Computer Science/Discrete Mathematics Seminar II
Unbounded-Error Communication Complexity of Symmetric Functions
The sign-rank of a real matrix M is the least rank of a matrix R in which every entry has the same sign as the Corresponding entry of M. We determine the sign-rank of every matrix of the form M=[ D(|x AND y|) ]_{x,y}, where D:{0,1,...,n}->{-1,+1} is given and x and y range over {0,1}^n. Specifically, we prove that the sign-rank of M equals 2^{\tilde Theta(k)}, where k is the number of times D changes sign in {0,1,...,n}. Put differently, we prove an optimal lower bound on the unbounded-error communication complexity of every symmetric function, i.e., a function of the form f(x,y)=D(|x AND y|) for some D. The unbounded-error model is essentially the most powerful of all models of communication (both classical and quantum), and proving lower bounds in it is a substantial challenge.

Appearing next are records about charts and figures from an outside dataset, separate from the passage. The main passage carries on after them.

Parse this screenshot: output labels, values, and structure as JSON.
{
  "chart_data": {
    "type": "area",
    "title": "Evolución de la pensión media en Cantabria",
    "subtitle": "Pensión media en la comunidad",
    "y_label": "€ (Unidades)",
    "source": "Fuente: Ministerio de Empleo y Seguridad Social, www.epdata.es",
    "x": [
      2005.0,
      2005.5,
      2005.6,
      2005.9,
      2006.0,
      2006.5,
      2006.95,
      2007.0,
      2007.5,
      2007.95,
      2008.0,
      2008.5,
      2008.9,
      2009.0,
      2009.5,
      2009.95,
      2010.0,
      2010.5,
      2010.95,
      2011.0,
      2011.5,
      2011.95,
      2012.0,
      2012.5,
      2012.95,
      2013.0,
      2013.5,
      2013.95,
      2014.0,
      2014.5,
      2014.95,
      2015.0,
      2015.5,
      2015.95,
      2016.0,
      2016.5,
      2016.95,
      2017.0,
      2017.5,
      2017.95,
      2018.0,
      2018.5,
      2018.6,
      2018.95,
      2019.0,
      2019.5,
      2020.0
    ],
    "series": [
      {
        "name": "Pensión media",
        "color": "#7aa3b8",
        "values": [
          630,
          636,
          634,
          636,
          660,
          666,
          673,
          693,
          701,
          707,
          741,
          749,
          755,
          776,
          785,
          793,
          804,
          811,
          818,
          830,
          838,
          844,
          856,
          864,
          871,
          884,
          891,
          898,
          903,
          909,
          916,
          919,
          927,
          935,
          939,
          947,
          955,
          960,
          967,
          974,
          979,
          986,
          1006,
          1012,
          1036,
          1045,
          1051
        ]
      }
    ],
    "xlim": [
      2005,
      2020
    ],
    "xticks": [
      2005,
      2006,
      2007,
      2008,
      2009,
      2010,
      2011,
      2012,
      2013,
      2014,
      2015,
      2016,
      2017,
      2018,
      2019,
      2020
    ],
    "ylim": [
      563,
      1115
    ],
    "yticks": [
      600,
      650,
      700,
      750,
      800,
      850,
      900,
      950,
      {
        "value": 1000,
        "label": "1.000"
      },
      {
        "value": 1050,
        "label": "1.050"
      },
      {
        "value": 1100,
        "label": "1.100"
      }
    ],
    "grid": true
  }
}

The only previous nontrivial lower bounds for this model appear in the groundbreaking work of Forster (2001) and its extensions. As corollaries to our result, we give new lower bounds for PAC learning and for threshold-of-majority circuits. The technical content of our proof is diverse and features random walks on (Z_2)^n, discrete approximation theory, the Fourier transform on (Z_2)^n, linear-programming duality, and matrix analysis.